In Germany, only some owners of traditional pubs, where local patrons gather to drink a lot of alcohol and smoke a lot of cigarettes, have suffered from the introduction of a ban on smoking in public places. According to the owner of one such pub in the federal state of Thuringia, where smokers can still smoke in restaurants in isolated rooms, without a smoking room he would work at a loss. Even live music concerts and televisions during the football championship do not gather as many customers in the pub as tobacco smoke used to do.

Moreover, as it turned out, few people in the restaurant business generally “taste” the details of this law. Facebook feeds are filled with controversy about verandas, hookahs, electronic cigarettes – and, what is remarkable, one has to guess about the correct answers to all questions, since the new law does not provide clear information. So far, the following is more or less clear: it is no longer possible to smoke cigarettes, cigars and hookahs with tobacco in the restaurant, and to arrange special smoking rooms too. Places of public catering must hang signs “smoking is prohibited”, and for violation of the law, fines are high.

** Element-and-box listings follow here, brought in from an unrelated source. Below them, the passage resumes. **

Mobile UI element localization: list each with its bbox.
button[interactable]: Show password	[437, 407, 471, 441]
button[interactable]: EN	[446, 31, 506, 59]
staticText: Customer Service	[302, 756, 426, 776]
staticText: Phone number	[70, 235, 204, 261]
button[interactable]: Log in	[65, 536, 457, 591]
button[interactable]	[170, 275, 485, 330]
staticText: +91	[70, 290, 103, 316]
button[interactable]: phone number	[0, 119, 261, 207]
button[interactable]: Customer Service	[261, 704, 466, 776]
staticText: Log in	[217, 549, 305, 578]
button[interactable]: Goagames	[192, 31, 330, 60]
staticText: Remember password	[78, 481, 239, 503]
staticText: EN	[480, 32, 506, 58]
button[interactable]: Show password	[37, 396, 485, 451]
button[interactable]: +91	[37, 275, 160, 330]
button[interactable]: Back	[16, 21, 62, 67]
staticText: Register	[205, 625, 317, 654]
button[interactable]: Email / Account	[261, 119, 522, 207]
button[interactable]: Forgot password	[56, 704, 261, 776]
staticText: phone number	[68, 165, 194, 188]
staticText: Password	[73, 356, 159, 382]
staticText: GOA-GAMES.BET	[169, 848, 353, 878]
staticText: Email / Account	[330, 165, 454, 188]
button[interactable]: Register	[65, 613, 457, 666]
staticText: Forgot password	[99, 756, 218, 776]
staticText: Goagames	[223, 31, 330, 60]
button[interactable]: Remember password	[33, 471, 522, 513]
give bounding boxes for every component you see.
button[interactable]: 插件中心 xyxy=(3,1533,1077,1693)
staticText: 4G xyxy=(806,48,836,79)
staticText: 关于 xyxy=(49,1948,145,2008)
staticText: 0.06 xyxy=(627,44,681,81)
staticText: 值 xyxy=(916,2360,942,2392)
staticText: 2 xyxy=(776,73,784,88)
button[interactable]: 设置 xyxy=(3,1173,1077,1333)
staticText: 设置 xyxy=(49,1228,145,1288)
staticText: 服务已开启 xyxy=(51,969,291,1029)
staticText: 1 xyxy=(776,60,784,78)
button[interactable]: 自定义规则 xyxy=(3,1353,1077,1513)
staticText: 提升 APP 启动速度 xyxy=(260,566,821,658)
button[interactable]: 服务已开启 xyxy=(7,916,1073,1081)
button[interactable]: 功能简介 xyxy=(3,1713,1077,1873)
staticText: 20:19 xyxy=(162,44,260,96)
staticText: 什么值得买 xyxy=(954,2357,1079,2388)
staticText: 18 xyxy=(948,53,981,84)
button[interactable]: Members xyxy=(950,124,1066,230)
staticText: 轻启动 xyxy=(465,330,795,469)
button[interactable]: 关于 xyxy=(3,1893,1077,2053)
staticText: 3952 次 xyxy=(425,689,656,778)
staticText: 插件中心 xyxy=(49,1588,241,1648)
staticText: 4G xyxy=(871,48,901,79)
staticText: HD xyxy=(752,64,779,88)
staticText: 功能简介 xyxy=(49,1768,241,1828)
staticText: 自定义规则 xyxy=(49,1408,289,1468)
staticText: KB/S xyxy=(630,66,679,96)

The use of tobacco-free hookahs can save hookahs from collapse. It is more difficult with verandas: much depends on the degree of the terrace’s enclosure, which the law calls the presence of “building structures” (and the degree of this enclosure is not regulated in any way), as well as the proximity of playgrounds and sports grounds. Restaurants come out of this situation in different ways: someone decides to play it safe just in case, and someone takes risks. There are many such “white spots” in the law, and they will be filled only after a certain period of law enforcement practice (or may not be filled at all).

Photo by Md Mahdi on Unsplash

Sascha Barby

Sascha Barby

Sascha's passion for food and the foodservice industry has driven him since he first worked in the kitchen. Projects abroad and the diversity of the industry have only increased his enthusiasm. Started as a Chef in various restaurants in Germany and Canada, completing his skills with an MBA, he now works at Rational AG in marketing.  Sascha lives with his wife and children in Bavaria near Munich.